Theatre company based in the city of Milwaukee, Wisconsin

The Milwaukee Youth Theatre (MYT) is a theatre company for youth based in Milwaukee, Wisconsin.

Founded by Peter Daniels in 1991, MYT began in a small storefront theatre in the Bayview neighborhood of Milwaukee. MYT became incorporated and attained non-profit in 1992. Performances were held both in the storefront space and next door at the historic Avalon movie theatre. Daniels relocated from the city in 1997, and MYT was turned over to Therese Burazin. The Milwaukee Youth Theatre has since moved to the Eastside of Milwaukee to become a part of the nationally recognized Resident Artist Program at Lincoln Center for the Arts, an arts-focused middle school in the Milwaukee Public School system. In January, 2022 Harmonie Baker became Executive Director.

Each year MYT produces three to four public theatrical productions, accompanying tours to Milwaukee-area schools, and a variety of workshops.

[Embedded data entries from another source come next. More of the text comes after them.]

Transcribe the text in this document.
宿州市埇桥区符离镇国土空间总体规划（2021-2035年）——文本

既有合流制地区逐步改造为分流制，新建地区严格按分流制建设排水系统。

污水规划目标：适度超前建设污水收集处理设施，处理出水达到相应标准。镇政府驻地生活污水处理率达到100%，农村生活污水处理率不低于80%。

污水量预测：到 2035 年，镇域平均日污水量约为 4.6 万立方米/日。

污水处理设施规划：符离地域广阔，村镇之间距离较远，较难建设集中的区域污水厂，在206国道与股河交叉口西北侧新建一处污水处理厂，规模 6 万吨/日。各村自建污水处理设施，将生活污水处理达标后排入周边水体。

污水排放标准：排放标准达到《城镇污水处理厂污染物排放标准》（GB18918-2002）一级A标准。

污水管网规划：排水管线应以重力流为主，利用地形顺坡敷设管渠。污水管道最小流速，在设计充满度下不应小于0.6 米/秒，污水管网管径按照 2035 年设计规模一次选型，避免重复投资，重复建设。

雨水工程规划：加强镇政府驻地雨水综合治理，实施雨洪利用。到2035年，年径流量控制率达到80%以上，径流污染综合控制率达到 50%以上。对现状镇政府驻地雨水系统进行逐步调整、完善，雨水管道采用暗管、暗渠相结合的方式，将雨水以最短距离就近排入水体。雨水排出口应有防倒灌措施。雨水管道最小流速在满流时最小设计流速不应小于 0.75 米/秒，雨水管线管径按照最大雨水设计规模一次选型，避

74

Milwaukee Youth Theatre provides many kids' their first chance to perform onstage and involves students in all aspects of production including costume design, set design, property management, stage management, direction, sound design, lighting as well as acting. MYT uses no adult actors and involves students ages 8-18 at no cost regardless of previous theatre experience.